Существовали, например, разные мнения относительно места рождения будущего философа. Выставлялись доводы в пользу того, что он не только родился в Португалии, но даже и сам видел, как сжигали живьем еретика по приговору инквизиции, запомнив на всю жизнь его предсмертные мольбы. Другие данные говорят против этого и заставляют думать, что родился Спиноза уже в тихом купеческом доме по соседству с Амстердамской синагогой, и, стало быть, о жестокостях аутодафе мог знать только со слов родителей, действительно переселившихся незадолго до этого с католического юга Европы. Но так ли уж важна эта разница? Важно одно – людей в это время на юге действительно поджаривали живьем, и мальчик об этом знал.
Передают рассказ о событии, которое побудило его относиться с недоверием к высокопарной фразеологии внешне набожных святош, а тем самым – и к букве религиозной нравственности.

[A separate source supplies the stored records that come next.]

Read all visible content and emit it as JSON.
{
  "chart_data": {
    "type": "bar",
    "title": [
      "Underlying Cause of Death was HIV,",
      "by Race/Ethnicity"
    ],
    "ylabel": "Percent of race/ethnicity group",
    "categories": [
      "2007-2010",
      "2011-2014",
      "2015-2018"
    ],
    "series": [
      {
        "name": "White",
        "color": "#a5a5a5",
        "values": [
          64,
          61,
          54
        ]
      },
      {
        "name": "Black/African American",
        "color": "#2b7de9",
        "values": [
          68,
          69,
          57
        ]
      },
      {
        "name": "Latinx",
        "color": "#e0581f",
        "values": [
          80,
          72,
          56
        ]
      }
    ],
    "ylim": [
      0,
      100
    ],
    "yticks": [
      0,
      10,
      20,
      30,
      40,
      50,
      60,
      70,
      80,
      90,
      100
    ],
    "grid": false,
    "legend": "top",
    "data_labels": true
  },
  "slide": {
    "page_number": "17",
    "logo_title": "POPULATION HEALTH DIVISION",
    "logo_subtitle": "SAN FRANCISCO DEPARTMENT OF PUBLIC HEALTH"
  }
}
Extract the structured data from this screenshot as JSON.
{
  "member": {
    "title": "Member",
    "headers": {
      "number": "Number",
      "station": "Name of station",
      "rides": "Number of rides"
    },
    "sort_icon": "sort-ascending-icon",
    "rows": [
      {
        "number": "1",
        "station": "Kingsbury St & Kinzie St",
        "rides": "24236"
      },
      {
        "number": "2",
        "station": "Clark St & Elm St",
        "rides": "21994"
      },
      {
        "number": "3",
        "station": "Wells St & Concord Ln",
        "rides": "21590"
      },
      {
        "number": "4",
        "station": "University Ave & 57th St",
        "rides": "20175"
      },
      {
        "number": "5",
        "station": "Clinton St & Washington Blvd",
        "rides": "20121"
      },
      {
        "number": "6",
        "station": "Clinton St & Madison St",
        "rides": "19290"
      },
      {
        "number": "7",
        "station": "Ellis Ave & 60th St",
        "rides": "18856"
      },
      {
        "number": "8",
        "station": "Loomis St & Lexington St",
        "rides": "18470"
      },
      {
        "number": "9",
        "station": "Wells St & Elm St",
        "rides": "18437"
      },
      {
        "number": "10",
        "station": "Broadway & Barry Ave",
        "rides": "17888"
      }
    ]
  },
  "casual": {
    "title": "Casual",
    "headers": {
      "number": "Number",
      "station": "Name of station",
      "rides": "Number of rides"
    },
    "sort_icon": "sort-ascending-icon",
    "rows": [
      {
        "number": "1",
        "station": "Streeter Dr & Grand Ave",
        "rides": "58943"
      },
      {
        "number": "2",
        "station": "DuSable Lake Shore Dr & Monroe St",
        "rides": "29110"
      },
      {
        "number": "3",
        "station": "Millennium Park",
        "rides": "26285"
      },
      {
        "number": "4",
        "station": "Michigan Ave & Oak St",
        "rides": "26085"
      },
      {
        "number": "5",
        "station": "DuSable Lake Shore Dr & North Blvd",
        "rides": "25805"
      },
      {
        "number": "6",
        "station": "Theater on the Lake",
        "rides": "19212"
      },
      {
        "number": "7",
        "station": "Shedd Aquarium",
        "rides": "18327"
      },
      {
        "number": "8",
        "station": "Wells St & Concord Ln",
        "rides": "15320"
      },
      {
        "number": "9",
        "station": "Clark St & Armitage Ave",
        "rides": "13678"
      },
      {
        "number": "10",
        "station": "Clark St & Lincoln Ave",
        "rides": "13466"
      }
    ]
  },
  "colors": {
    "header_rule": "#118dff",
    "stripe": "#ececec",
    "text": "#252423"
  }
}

Отец, будто бы, поручил десятилетнему ребенку получить долг с соседки, совмещавшей в себе крайнюю показную набожность с крайним же корыстолюбием. Та, как рассказывает биограф, «заставила мальчика ждать и в это время усердно читала Писание, затем сосчитала ему деньги и сама вложила в кошелек, причем торжественно увещевала мальчика следовать примеру отца и никогда не отступать от пути закона. В продолжении этой речи она успела отложить в сторону два дуката. Однако Барух, не доверяя лицемерной женщине, пересчитал деньги и открыл обман».

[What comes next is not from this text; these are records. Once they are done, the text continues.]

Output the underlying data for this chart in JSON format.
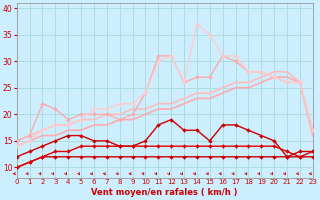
{
  "title": "",
  "xlabel": "Vent moyen/en rafales ( km/h )",
  "bg_color": "#cceeff",
  "grid_color": "#aadddd",
  "x": [
    0,
    1,
    2,
    3,
    4,
    5,
    6,
    7,
    8,
    9,
    10,
    11,
    12,
    13,
    14,
    15,
    16,
    17,
    18,
    19,
    20,
    21,
    22,
    23
  ],
  "series": [
    {
      "color": "#cc0000",
      "linewidth": 1.0,
      "marker": "D",
      "markersize": 2.0,
      "y": [
        10,
        11,
        12,
        12,
        12,
        12,
        12,
        12,
        12,
        12,
        12,
        12,
        12,
        12,
        12,
        12,
        12,
        12,
        12,
        12,
        12,
        12,
        12,
        12
      ]
    },
    {
      "color": "#dd0000",
      "linewidth": 1.0,
      "marker": "D",
      "markersize": 2.0,
      "y": [
        10,
        11,
        12,
        13,
        13,
        14,
        14,
        14,
        14,
        14,
        14,
        14,
        14,
        14,
        14,
        14,
        14,
        14,
        14,
        14,
        14,
        13,
        12,
        13
      ]
    },
    {
      "color": "#cc0000",
      "linewidth": 1.0,
      "marker": "D",
      "markersize": 2.0,
      "y": [
        12,
        13,
        14,
        15,
        16,
        16,
        15,
        15,
        14,
        14,
        15,
        18,
        19,
        17,
        17,
        15,
        18,
        18,
        17,
        16,
        15,
        12,
        13,
        13
      ]
    },
    {
      "color": "#ffaaaa",
      "linewidth": 1.2,
      "marker": null,
      "markersize": 0,
      "y": [
        14,
        15,
        16,
        16,
        17,
        17,
        18,
        18,
        19,
        19,
        20,
        21,
        21,
        22,
        23,
        23,
        24,
        25,
        25,
        26,
        27,
        27,
        26,
        16
      ]
    },
    {
      "color": "#ffbbbb",
      "linewidth": 1.2,
      "marker": null,
      "markersize": 0,
      "y": [
        15,
        16,
        17,
        18,
        18,
        19,
        19,
        20,
        20,
        21,
        21,
        22,
        22,
        23,
        24,
        24,
        25,
        26,
        26,
        27,
        28,
        28,
        26,
        16
      ]
    },
    {
      "color": "#ffaaaa",
      "linewidth": 1.0,
      "marker": "D",
      "markersize": 2.0,
      "y": [
        15,
        16,
        22,
        21,
        19,
        20,
        20,
        20,
        19,
        20,
        24,
        31,
        31,
        26,
        27,
        27,
        31,
        30,
        28,
        28,
        27,
        26,
        26,
        17
      ]
    },
    {
      "color": "#ffcccc",
      "linewidth": 1.0,
      "marker": "D",
      "markersize": 2.0,
      "y": [
        14,
        15,
        17,
        18,
        18,
        19,
        21,
        21,
        22,
        22,
        24,
        30,
        31,
        26,
        37,
        35,
        31,
        31,
        28,
        28,
        27,
        26,
        26,
        17
      ]
    }
  ],
  "xlim": [
    0,
    23
  ],
  "ylim": [
    8,
    41
  ],
  "yticks": [
    10,
    15,
    20,
    25,
    30,
    35,
    40
  ],
  "xticks": [
    0,
    1,
    2,
    3,
    4,
    5,
    6,
    7,
    8,
    9,
    10,
    11,
    12,
    13,
    14,
    15,
    16,
    17,
    18,
    19,
    20,
    21,
    22,
    23
  ],
  "xlabel_color": "#cc0000",
  "tick_color": "#cc0000",
  "arrow_color": "#cc0000",
  "spine_color": "#999999"
}
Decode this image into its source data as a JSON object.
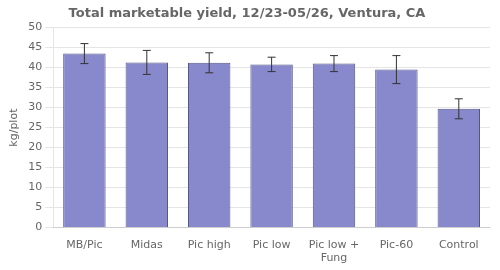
{
  "chart_data": {
    "type": "bar",
    "title": "Total marketable yield, 12/23-05/26, Ventura, CA",
    "ylabel": "kg/plot",
    "categories": [
      "MB/Pic",
      "Midas",
      "Pic high",
      "Pic low",
      "Pic low +\nFung",
      "Pic-60",
      "Control"
    ],
    "values": [
      43.5,
      41.3,
      41.2,
      40.8,
      41.0,
      39.5,
      29.7
    ],
    "errors": [
      2.5,
      3.0,
      2.5,
      1.8,
      2.0,
      3.5,
      2.5
    ],
    "color": "#8888cc",
    "ylim": [
      0,
      50
    ],
    "yticks": [
      0,
      5,
      10,
      15,
      20,
      25,
      30,
      35,
      40,
      45,
      50
    ],
    "grid": true
  }
}
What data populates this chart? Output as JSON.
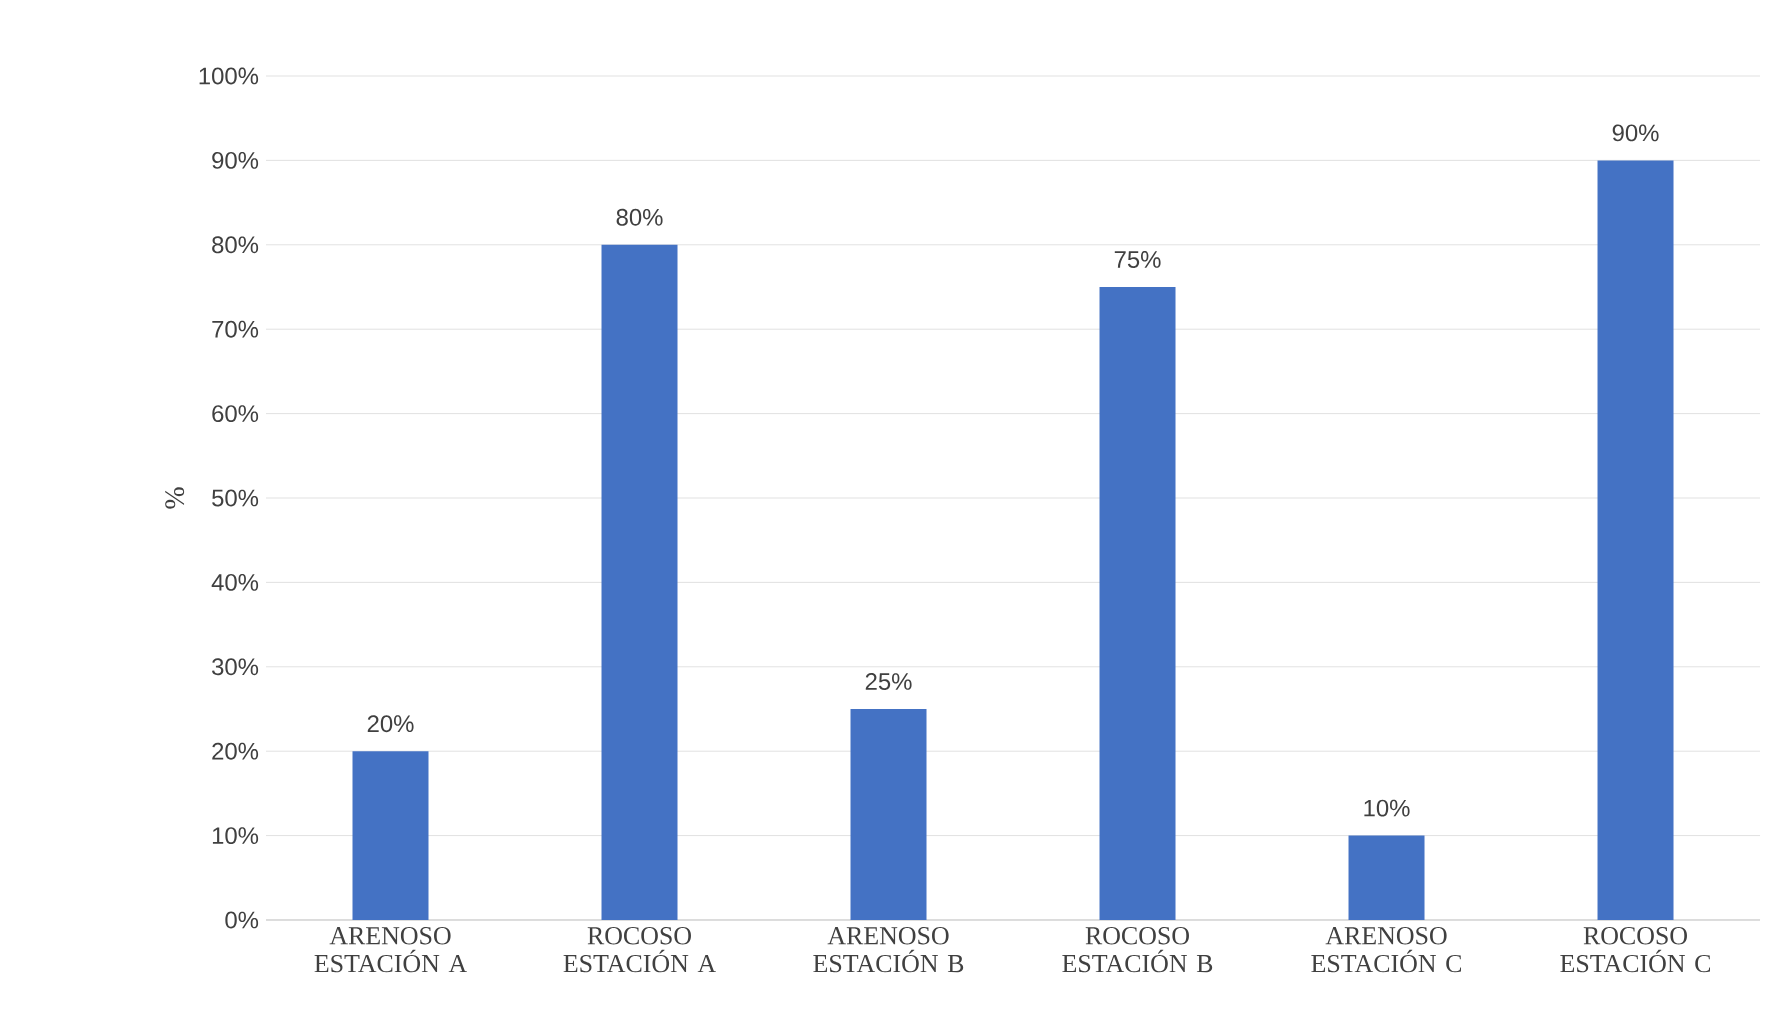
{
  "chart_data": {
    "type": "bar",
    "ylabel": "%",
    "categories": [
      "ARENOSO ESTACIÓN A",
      "ROCOSO ESTACIÓN A",
      "ARENOSO ESTACIÓN B",
      "ROCOSO ESTACIÓN B",
      "ARENOSO ESTACIÓN C",
      "ROCOSO ESTACIÓN C"
    ],
    "values": [
      20,
      80,
      25,
      75,
      10,
      90
    ],
    "value_labels": [
      "20%",
      "80%",
      "25%",
      "75%",
      "10%",
      "90%"
    ],
    "color": "#4472c4",
    "ylim": [
      0,
      100
    ],
    "yticks": [
      {
        "value": 0,
        "label": "0%"
      },
      {
        "value": 10,
        "label": "10%"
      },
      {
        "value": 20,
        "label": "20%"
      },
      {
        "value": 30,
        "label": "30%"
      },
      {
        "value": 40,
        "label": "40%"
      },
      {
        "value": 50,
        "label": "50%"
      },
      {
        "value": 60,
        "label": "60%"
      },
      {
        "value": 70,
        "label": "70%"
      },
      {
        "value": 80,
        "label": "80%"
      },
      {
        "value": 90,
        "label": "90%"
      },
      {
        "value": 100,
        "label": "100%"
      }
    ],
    "grid": "y"
  }
}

Был такой эпизод в жизни Спинозы или он от начала до конца придуман с нравоучительной или иной целью? Или было что-нибудь похожее на это?

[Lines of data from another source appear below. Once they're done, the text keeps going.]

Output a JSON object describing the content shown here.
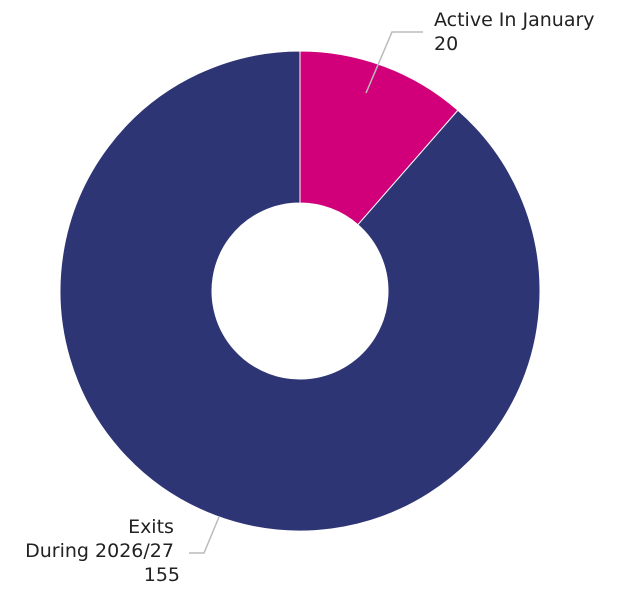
{
  "chart_data": {
    "type": "pie",
    "donut": true,
    "slices": [
      {
        "label_lines": [
          "Active In January"
        ],
        "value": 20,
        "value_text": "20",
        "color": "#D1007A"
      },
      {
        "label_lines": [
          "Exits",
          "During 2026/27"
        ],
        "value": 155,
        "value_text": "155",
        "color": "#2E3575"
      }
    ],
    "start_angle_deg": 0,
    "direction": "clockwise",
    "legend": "none",
    "leader_line_color": "#BBBBBB"
  }
}
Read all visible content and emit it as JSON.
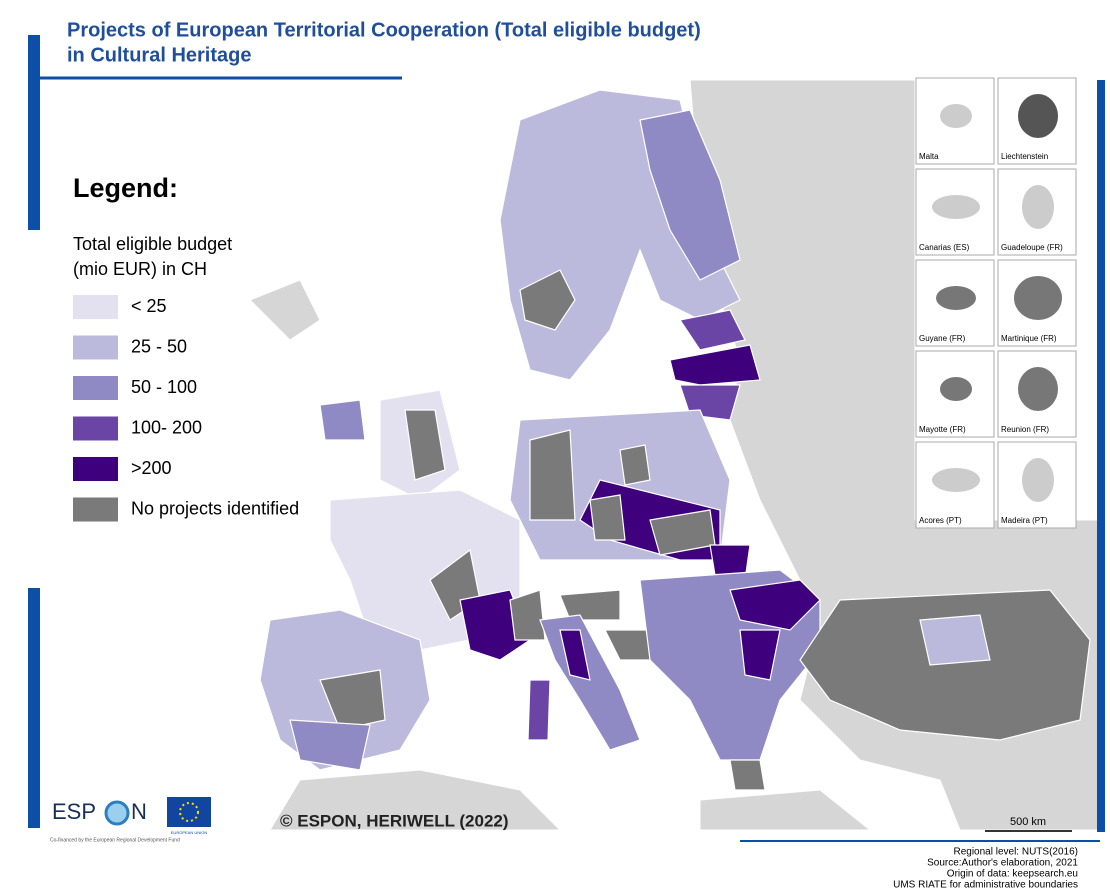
{
  "header": {
    "title_lines": [
      "Projects of European Territorial Cooperation (Total eligible budget)",
      "in Cultural Heritage"
    ]
  },
  "legend": {
    "heading": "Legend:",
    "subtitle_lines": [
      "Total eligible budget",
      "(mio EUR) in CH"
    ],
    "items": [
      {
        "label": "< 25",
        "color": "#e3e1ef"
      },
      {
        "label": "25 - 50",
        "color": "#bcbadc"
      },
      {
        "label": "50 - 100",
        "color": "#8f89c4"
      },
      {
        "label": "100- 200",
        "color": "#6a45a6"
      },
      {
        "label": ">200",
        "color": "#3f007d"
      },
      {
        "label": "No projects identified",
        "color": "#7a7a7a"
      }
    ]
  },
  "insets": [
    "Malta",
    "Liechtenstein",
    "Canarias (ES)",
    "Guadeloupe (FR)",
    "Guyane (FR)",
    "Martinique (FR)",
    "Mayotte (FR)",
    "Reunion (FR)",
    "Acores (PT)",
    "Madeira (PT)"
  ],
  "copyright": "© ESPON, HERIWELL (2022)",
  "scale_bar": "500 km",
  "source_lines": [
    "Regional level: NUTS(2016)",
    "Source:Author's elaboration, 2021",
    "Origin of data: keepsearch.eu",
    "UMS RIATE for administrative boundaries"
  ],
  "logos": {
    "espon_left": "ESP",
    "espon_right": "N",
    "cofinanced": "Co-financed by the European Regional Development Fund",
    "eu": "EUROPEAN UNION"
  }
}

Не все ли равно? Такой или похожий на этот случай вполне мог быть. Во всяком случае и историческую, и психологическую (если не конкретно-фактическую) правду этот рассказ в себе заключает бесспорную. И, во всяком случае, следующим фразам из той же биографии можно поверить на сто процентов:
«С того времени, – продолжает его биограф, – ему еще часто приходилось наблюдать поведение ханжей. Хотя он позднее не вел денежных дел, но и в вещах, которым его учили раввины, он не упускал случая проверить то, что ему давали», – говорится в книге «Жизнь Спинозы», изданной полсотни лет спустя после его кончины, – в 1735 году в Гамбурге[2]2
Приведено по Куно Фишеру, История новой философии, т. 2. Москва, 1906, с. 119‑120.
[Закрыть].
Но, само собой разумеется, это еще ровно ничего не объясняет в судьбе Спинозы. Ведь отвращение к лицемерию и ханжеству легко сочетается с самой искренней религиозностью, с набожностью. Так что подобные случаи (а в них недостатка – уж наверное – не было!) могли даже укрепить его в вере предков, подтолкнуть его мысль на проторенную дорожку рассуждения по схеме: о, сколь нечестивы упоминающие имя Господа всуе! И тогда из мальчика вырос бы лично безупречный моралист-иудей, учитель Закона, раввин-талмудист.
Ведь именно такие конфликты и порождали всегда – и среди иудеев, и среди мусульман, и среди христиан, – фанатических приверженцев отцовской веры, цеплявшихся за букву учения тем крепче, чем меньше следовали этой букве окружающие их люди…
Так, скорее всего, и случилось бы, если бы Спинозе и впрямь пришлось бы делать выбор между двумя позициями – между поэзией ветхозаветной морали и прозой житейской мудрости своих единоверцев. Если бы он остался иудеем – тем, кем сделала его случайность рождения. Ибо перед евреем тогдашняя цивилизация открывала только две дороги – либо быть теоретиком иудейства (раввином), либо – его практиком (торговцем, ростовщиком, банкиром). Можно было, конечно, быть и тем, и другим сразу, не будучи ни тем, ни другим до конца – такими и становилось большинство людей, имевших несчастье родиться в еврейских семьях.